Reputation: 5737
Document count: 4 Billion
disc size : 2 TB
Primary: 5
replica: 2
master node : 3
data node: 4 * [16cpu and 64GB ram]
heap size: 30GB
mlock enable : true
It takes up to 3 minutes to respond to aggregation queries. On subsequent request, it caches and speeds things up. Is there a way to speed the aggregation on the first query?

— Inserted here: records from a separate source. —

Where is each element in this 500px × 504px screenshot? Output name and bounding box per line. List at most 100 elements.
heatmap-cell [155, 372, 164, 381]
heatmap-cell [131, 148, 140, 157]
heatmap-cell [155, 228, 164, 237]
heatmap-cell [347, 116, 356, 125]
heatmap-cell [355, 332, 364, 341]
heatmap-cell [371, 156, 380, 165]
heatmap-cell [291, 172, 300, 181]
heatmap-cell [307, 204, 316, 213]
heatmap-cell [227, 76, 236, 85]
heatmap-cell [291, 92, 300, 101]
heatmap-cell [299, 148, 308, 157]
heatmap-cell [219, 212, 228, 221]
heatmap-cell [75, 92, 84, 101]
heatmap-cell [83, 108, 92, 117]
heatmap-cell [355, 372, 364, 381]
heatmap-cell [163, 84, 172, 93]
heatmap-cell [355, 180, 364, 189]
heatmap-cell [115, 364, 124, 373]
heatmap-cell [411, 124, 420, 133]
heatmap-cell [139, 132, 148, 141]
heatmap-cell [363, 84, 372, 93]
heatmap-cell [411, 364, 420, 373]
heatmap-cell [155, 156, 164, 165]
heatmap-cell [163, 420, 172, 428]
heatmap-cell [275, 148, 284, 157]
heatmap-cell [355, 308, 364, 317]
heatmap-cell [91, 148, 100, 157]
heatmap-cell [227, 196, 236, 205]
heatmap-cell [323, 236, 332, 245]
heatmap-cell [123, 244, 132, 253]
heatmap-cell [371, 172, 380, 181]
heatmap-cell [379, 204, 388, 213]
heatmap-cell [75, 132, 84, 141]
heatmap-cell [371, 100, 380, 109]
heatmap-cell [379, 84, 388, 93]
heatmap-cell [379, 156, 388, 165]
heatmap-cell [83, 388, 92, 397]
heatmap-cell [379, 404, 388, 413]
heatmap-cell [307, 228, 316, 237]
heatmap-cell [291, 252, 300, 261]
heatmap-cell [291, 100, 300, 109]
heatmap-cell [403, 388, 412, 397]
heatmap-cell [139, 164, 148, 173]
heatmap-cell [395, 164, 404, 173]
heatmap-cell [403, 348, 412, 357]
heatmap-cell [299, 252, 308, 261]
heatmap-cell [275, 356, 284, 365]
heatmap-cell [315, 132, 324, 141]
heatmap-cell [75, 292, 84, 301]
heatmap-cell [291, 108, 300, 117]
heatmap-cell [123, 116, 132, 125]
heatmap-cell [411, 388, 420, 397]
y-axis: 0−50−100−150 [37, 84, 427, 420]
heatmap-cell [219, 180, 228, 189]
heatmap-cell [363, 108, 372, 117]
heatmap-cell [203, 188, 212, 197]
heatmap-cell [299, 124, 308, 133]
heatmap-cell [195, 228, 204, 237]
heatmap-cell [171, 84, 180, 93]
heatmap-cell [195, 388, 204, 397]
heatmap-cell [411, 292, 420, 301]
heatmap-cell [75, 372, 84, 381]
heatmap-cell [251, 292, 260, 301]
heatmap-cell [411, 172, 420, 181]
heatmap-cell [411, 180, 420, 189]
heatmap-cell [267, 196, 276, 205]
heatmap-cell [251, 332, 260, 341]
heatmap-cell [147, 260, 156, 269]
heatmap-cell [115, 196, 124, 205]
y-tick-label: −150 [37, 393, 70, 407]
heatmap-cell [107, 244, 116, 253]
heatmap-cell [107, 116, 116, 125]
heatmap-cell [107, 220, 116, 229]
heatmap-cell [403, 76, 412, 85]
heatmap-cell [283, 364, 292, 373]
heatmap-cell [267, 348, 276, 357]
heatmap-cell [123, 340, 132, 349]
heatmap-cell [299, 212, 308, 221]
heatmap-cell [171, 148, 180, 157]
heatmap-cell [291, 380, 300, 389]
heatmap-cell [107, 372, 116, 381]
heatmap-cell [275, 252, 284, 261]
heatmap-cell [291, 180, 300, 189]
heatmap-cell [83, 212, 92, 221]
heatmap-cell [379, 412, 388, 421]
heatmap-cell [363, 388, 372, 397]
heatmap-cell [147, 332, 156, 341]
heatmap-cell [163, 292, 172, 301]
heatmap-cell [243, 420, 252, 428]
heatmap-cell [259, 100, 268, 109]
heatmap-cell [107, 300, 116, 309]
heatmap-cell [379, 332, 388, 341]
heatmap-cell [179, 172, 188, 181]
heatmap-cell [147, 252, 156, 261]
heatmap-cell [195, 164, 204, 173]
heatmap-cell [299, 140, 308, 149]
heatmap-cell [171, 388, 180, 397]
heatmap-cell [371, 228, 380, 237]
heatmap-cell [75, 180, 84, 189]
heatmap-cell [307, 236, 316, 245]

Example aggregation query:
{
"query": {
"bool": {
"must": [],
"must_not": [],
"should": []
}
},
"size": 0,
"aggs": {
"agg_;COUNT_ROWS;5d8b0621690e727ff775d4ed": {
"terms": {
"field": "feild1.keyword",
"size": 10000,
"shard_size": 100,
"order": {
"_term": "asc"
}
},
"aggs": {
"agg_;COUNT_ROWS;5d8b0621690e727ff775d4ec": {
"terms": {
"field": "feild2.keyword",
"size": 30,
"shard_size": 100,
"order": {
"_term": "asc"
}
},
"aggs": {
"agg_HouseHold;COUNT_DISTINCT": {
"cardinality": {
"field": "feild3.keyword",
"precision_threshold": 40000
}
}
}
}
}
}
}
}
Upvotes: 0
Views: 810
Reputation: 1855
If I understand right, you are running the query on a single instance, with a total of 15 shards, 5 of which are primaries. The first terms
aggregation have a size of 10,000. that is a high number that effects performance. consider moving to composite-aggregation in order to use pagination and not to try to squeeze it to a huge response.
Also, the shard_size
doesn't make much sense to me, as you only query 5 shards, and asking for 10,000 results - bringing 100 results from 5 shards would yield 500 results, which is not enough. I would drop this shard_size
param, or set a higher value in order for it to make sense.
Upvotes: 1